In his lawsuit, filed in Tacoma, Green accused the state of a conspiracy to fire him, racial discrimination and retaliation for his union activities.
The suit also named his accusers and the investigator hired by DSHS to probe their claims.
Green's attorney, Curman Sebree, did not return a phone call yesterday.
Leighton dismissed all Green's claims, describing him as a "Jekyll and Hyde" character.
His supporters, Leighton noted, describe Green as a sensitive labor advocate, but he also said there was exhaustive evidence that he was a serial offender, having sex on hospital grounds, using graphic and unwanted come-ons, and issuing threats that he would use his union role to punish whistle-blowers.
He was accused by two women of sexual harassment within a year of being hired in 1989, but he was exonerated by hospital management. However, in June, DSHS settled with one of those women for $175,000 and more than five months of paid leave.

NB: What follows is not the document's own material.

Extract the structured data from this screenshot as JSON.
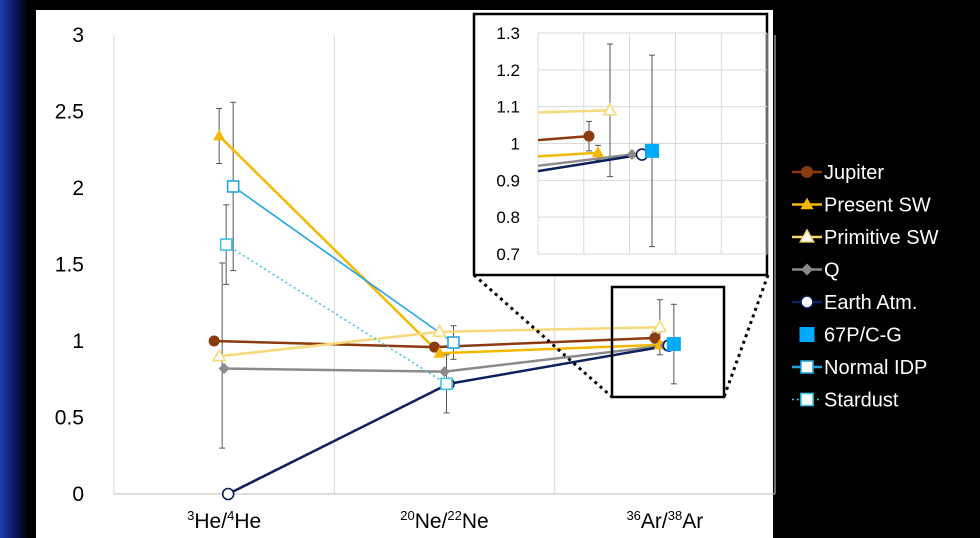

According to court testimony, Green continued his lurid come-ons as he prospered over the next decade at the hospital and within the union. He was reprimanded in 2001 for harassment and ordered to attend sexual-harassment training, but he failed to attend.
He was put on paid leave in April 2003, after a group of women came forward in a lawsuit against him, prompting the state to settle midtrial.
Three of the women who testified reported threats at their homes, including break-ins and a dead rabbit being left on a porch. Two of those women plan to sue within a week, and they are still rattled by the incidents, said Darrell Cochran, a Tacoma attorney.
"They ask me on a routine basis how they can sleep when [Green] might come back and take retaliatory action," said Cochran.
A private sexual-harassment consultant, Jan Salisbury, was hired in June 2003 to check out the claims against Green.
Salisbury's firm interviewed 97 people, an investigation that state attorneys called the most extensive sexual-harassment investigation in state history. Salisbury's conclusions: Green's accusers were credible and the DSHS needed to change a culture that allowed him to thrive.